How the outstanding questions about AB5 get resolved in the coming months could have national implications, as lawmakers in other states including New York and New Jersey consider similar legislation.
“There’s just a lot of fear, chaos, confusion about how this law is going to impact people,” said Chris Shimoda, vice president of government affairs for the California Trucking Association. The organization has filed a suit arguing federal laws governing trucking and interstate commerce exclude truck drivers. A hearing is scheduled for Dec. 30.
Uber and Lyft, along with several other gig economy companies, have put together more than $100 million to spend on a ballot measure that would exempt them from the law. They argue AB5 could force them to raise prices, introduce hourly schedules and make other changes that take away the flexibility they say many drivers want.
More than 2.8 million Californians earned income in 2016 for nonemployee work, including freelance projects, independent contracting and gig-economy labor such as ride-share driving, according to economists who analyzed Internal Revenue Service data. That is nearly 14% of workers in the state who filed taxes or received tax documents from employers and clients.

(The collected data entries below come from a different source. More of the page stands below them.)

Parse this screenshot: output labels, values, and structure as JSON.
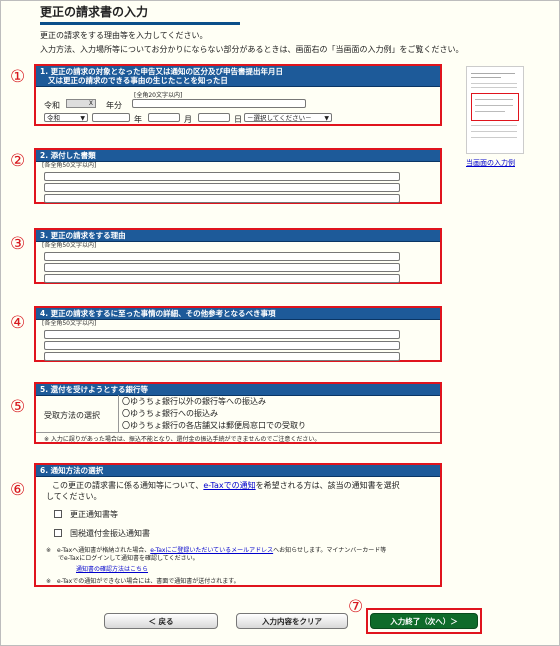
{
  "page": {
    "title": "更正の請求書の入力",
    "intro1": "更正の請求をする理由等を入力してください。",
    "intro2": "入力方法、入力場所等についてお分かりにならない部分があるときは、画面右の「当画面の入力例」をご覧ください。"
  },
  "markers": [
    "①",
    "②",
    "③",
    "④",
    "⑤",
    "⑥",
    "⑦"
  ],
  "sample": {
    "link": "当画面の入力例"
  },
  "s1": {
    "header1": "1. 更正の請求の対象となった申告又は通知の区分及び申告書提出年月日",
    "header2": "又は更正の請求のできる事由の生じたことを知った日",
    "era_label": "令和",
    "era_clear": "X",
    "year_suffix": "年分",
    "hint": "[全角20文字以内]",
    "era_select": "令和",
    "year": "年",
    "month": "月",
    "day": "日",
    "category_select": "－選択してください－"
  },
  "s2": {
    "header": "2. 添付した書類",
    "hint": "[各全角50文字以内]"
  },
  "s3": {
    "header": "3. 更正の請求をする理由",
    "hint": "[各全角50文字以内]"
  },
  "s4": {
    "header": "4. 更正の請求をするに至った事情の詳細、その他参考となるべき事項",
    "hint": "[各全角50文字以内]"
  },
  "s5": {
    "header": "5. 還付を受けようとする銀行等",
    "label": "受取方法の選択",
    "opt1": "〇ゆうちょ銀行以外の銀行等への振込み",
    "opt2": "〇ゆうちょ銀行への振込み",
    "opt3": "〇ゆうちょ銀行の各店舗又は郵便局窓口での受取り",
    "note": "※ 入力に誤りがあった場合は、振込不能となり、還付金の振込手続ができませんのでご注意ください。"
  },
  "s6": {
    "header": "6. 通知方法の選択",
    "text_a": "この更正の請求書に係る通知等について、",
    "text_link": "e-Taxでの通知",
    "text_b": "を希望される方は、該当の通知書を選択",
    "text_c": "してください。",
    "cb1": "更正通知書等",
    "cb2": "国税還付金振込通知書",
    "note1_a": "※　e-Taxへ通知書が格納された場合、",
    "note1_link": "e-Taxにご登録いただいているメールアドレス",
    "note1_b": "へお知らせします。マイナンバーカード等",
    "note1_c": "でe-Taxにログインして通知書を確認してください。",
    "confirm_link": "通知書の確認方法はこちら",
    "note2": "※　e-Taxでの通知ができない場合には、書面で通知書が送付されます。"
  },
  "buttons": {
    "back": "＜ 戻る",
    "clear": "入力内容をクリア",
    "next": "入力終了（次へ）＞"
  }
}
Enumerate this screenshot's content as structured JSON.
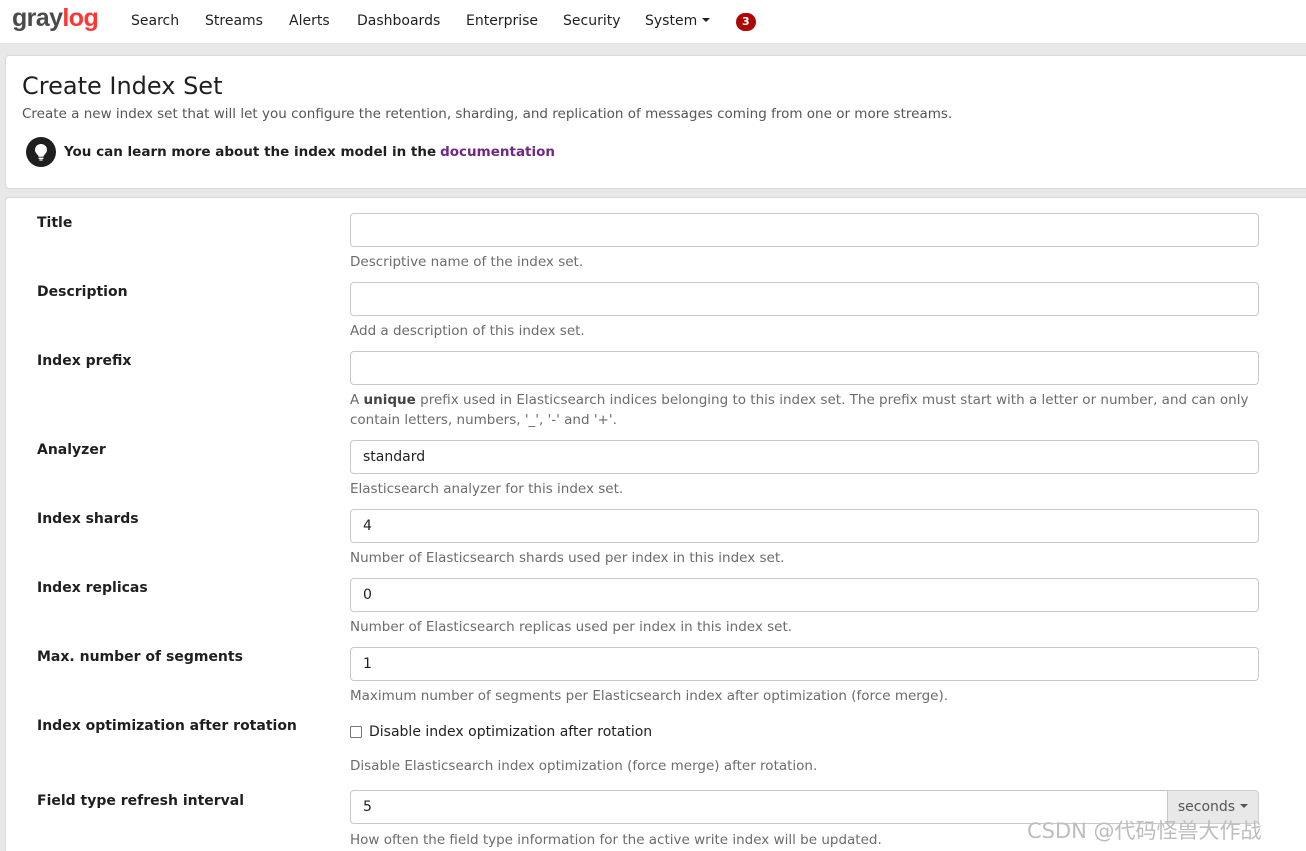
{
  "nav": {
    "logo_part1": "gray",
    "logo_part2": "log",
    "items": [
      "Search",
      "Streams",
      "Alerts",
      "Dashboards",
      "Enterprise",
      "Security",
      "System"
    ],
    "notifications_count": "3"
  },
  "header": {
    "title": "Create Index Set",
    "description": "Create a new index set that will let you configure the retention, sharding, and replication of messages coming from one or more streams.",
    "doc_hint": "You can learn more about the index model in the",
    "doc_link": "documentation"
  },
  "form": {
    "title": {
      "label": "Title",
      "value": "",
      "help": "Descriptive name of the index set."
    },
    "description": {
      "label": "Description",
      "value": "",
      "help": "Add a description of this index set."
    },
    "index_prefix": {
      "label": "Index prefix",
      "value": "",
      "help_pre": "A",
      "help_bold": "unique",
      "help_post": "prefix used in Elasticsearch indices belonging to this index set. The prefix must start with a letter or number, and can only contain letters, numbers, '_', '-' and '+'."
    },
    "analyzer": {
      "label": "Analyzer",
      "value": "standard",
      "help": "Elasticsearch analyzer for this index set."
    },
    "index_shards": {
      "label": "Index shards",
      "value": "4",
      "help": "Number of Elasticsearch shards used per index in this index set."
    },
    "index_replicas": {
      "label": "Index replicas",
      "value": "0",
      "help": "Number of Elasticsearch replicas used per index in this index set."
    },
    "max_segments": {
      "label": "Max. number of segments",
      "value": "1",
      "help": "Maximum number of segments per Elasticsearch index after optimization (force merge)."
    },
    "optimization": {
      "label": "Index optimization after rotation",
      "checkbox_label": "Disable index optimization after rotation",
      "checked": false,
      "help": "Disable Elasticsearch index optimization (force merge) after rotation."
    },
    "refresh_interval": {
      "label": "Field type refresh interval",
      "value": "5",
      "unit": "seconds",
      "help": "How often the field type information for the active write index will be updated."
    }
  },
  "watermark": "CSDN @代码怪兽大作战",
  "colors": {
    "brand_red": "#ff3633",
    "badge": "#ad0707",
    "link": "#702785"
  }
}
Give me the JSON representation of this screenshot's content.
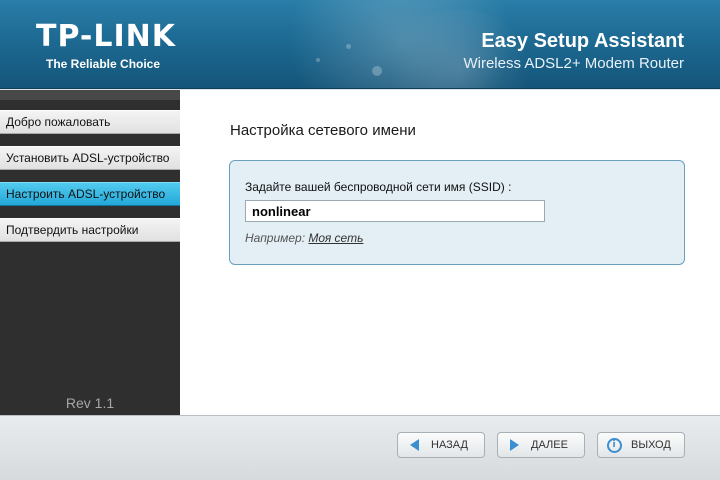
{
  "header": {
    "logo": "TP-LINK",
    "tagline": "The Reliable Choice",
    "title": "Easy Setup Assistant",
    "subtitle": "Wireless ADSL2+ Modem Router"
  },
  "sidebar": {
    "items": [
      {
        "label": "Добро пожаловать",
        "active": false
      },
      {
        "label": "Установить ADSL-устройство",
        "active": false
      },
      {
        "label": "Настроить ADSL-устройство",
        "active": true
      },
      {
        "label": "Подтвердить настройки",
        "active": false
      }
    ],
    "version": "Rev 1.1"
  },
  "main": {
    "section_title": "Настройка сетевого имени",
    "ssid_label": "Задайте вашей беспроводной сети имя (SSID) :",
    "ssid_value": "nonlinear",
    "example_prefix": "Например: ",
    "example_link": "Моя сеть"
  },
  "footer": {
    "back_label": "НАЗАД",
    "next_label": "ДАЛЕЕ",
    "exit_label": "ВЫХОД"
  },
  "colors": {
    "header_blue": "#1d6a93",
    "active_nav": "#23a8d8",
    "icon_blue": "#3b8fd0"
  }
}
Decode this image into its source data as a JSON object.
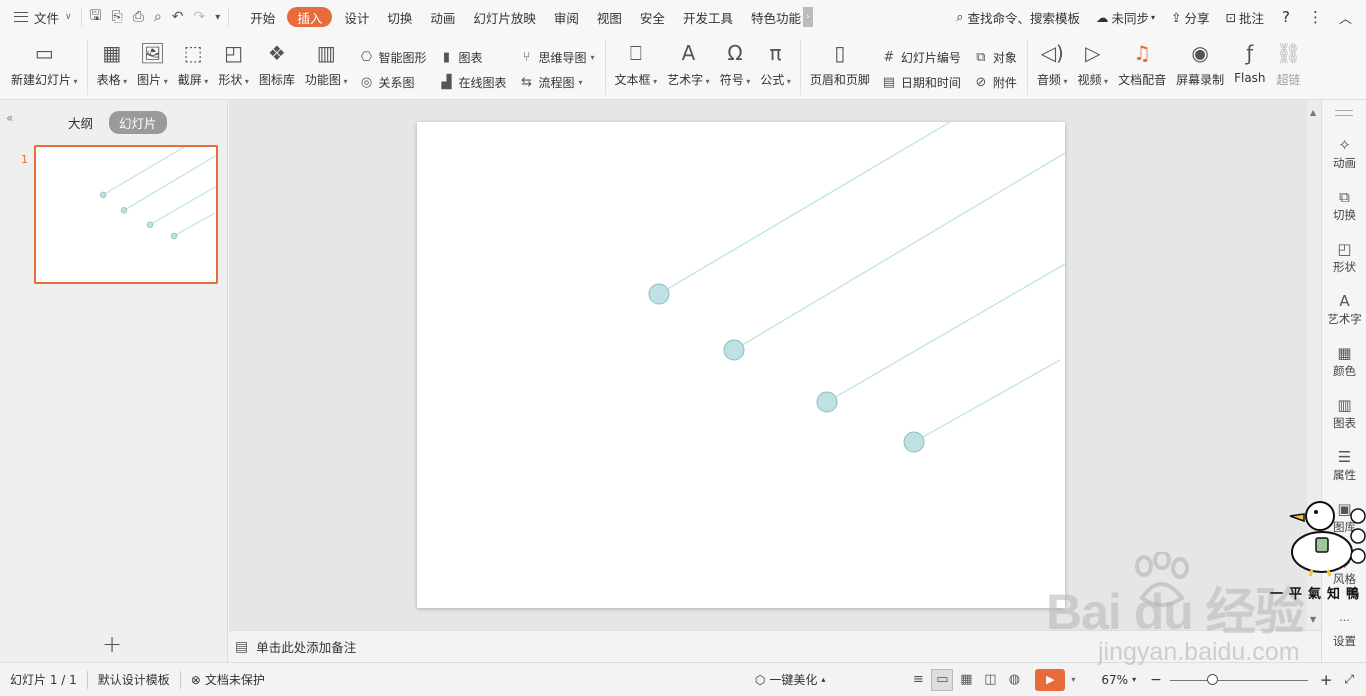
{
  "menubar": {
    "file_label": "文件",
    "tabs": [
      {
        "label": "开始"
      },
      {
        "label": "插入",
        "active": true
      },
      {
        "label": "设计"
      },
      {
        "label": "切换"
      },
      {
        "label": "动画"
      },
      {
        "label": "幻灯片放映"
      },
      {
        "label": "审阅"
      },
      {
        "label": "视图"
      },
      {
        "label": "安全"
      },
      {
        "label": "开发工具"
      },
      {
        "label": "特色功能"
      }
    ],
    "search_label": "查找命令、搜索模板",
    "sync_label": "未同步",
    "share_label": "分享",
    "comment_label": "批注"
  },
  "ribbon": {
    "new_slide": "新建幻灯片",
    "table": "表格",
    "picture": "图片",
    "screenshot": "截屏",
    "shape": "形状",
    "icon_lib": "图标库",
    "function_chart": "功能图",
    "smart_art": "智能图形",
    "chart": "图表",
    "relation": "关系图",
    "online_chart": "在线图表",
    "mindmap": "思维导图",
    "flowchart": "流程图",
    "textbox": "文本框",
    "wordart": "艺术字",
    "symbol": "符号",
    "formula": "公式",
    "header_footer": "页眉和页脚",
    "slide_number": "幻灯片编号",
    "object": "对象",
    "datetime": "日期和时间",
    "attachment": "附件",
    "audio": "音频",
    "video": "视频",
    "doc_voice": "文档配音",
    "screen_record": "屏幕录制",
    "flash": "Flash",
    "hyperlink": "超链"
  },
  "leftpanel": {
    "tab_outline": "大纲",
    "tab_slides": "幻灯片",
    "slide_number": "1",
    "add_symbol": "+"
  },
  "notes": {
    "placeholder": "单击此处添加备注"
  },
  "rightbar": {
    "items": [
      {
        "label": "动画"
      },
      {
        "label": "切换"
      },
      {
        "label": "形状"
      },
      {
        "label": "艺术字"
      },
      {
        "label": "颜色"
      },
      {
        "label": "图表"
      },
      {
        "label": "属性"
      },
      {
        "label": "图库"
      },
      {
        "label": "风格"
      },
      {
        "label": "设置"
      }
    ],
    "more": "···"
  },
  "statusbar": {
    "slide_info": "幻灯片 1 / 1",
    "template": "默认设计模板",
    "protect": "文档未保护",
    "beautify": "一键美化",
    "zoom": "67%",
    "zoom_level": 0.29
  },
  "watermark": {
    "baidu": "Bai  du 经验",
    "url": "jingyan.baidu.com",
    "mascot_text": "一平氣知鴨"
  },
  "colors": {
    "accent": "#e86b3c",
    "slide_line": "#b9e2e4",
    "slide_dot_fill": "#bfe1e3",
    "slide_dot_stroke": "#8bbdc1"
  },
  "icons": {
    "qa": [
      "save-icon",
      "export-icon",
      "print-icon",
      "preview-icon",
      "undo-icon",
      "redo-icon",
      "customize-icon"
    ]
  }
}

“AB5 is going to radically change any industry in California that uses independent contractors or freelancers,” said Tricia Legittino, a California-based partner with law firm Frankfurt Kurnit Klein & Selz PC.
Among the concerns of her corporate clients, she said, is whether the law applies retroactively, which would allow workers to sue employers for classifying them as independent contractors in prior years. That question will be argued in a case set to be heard before the California Supreme Court.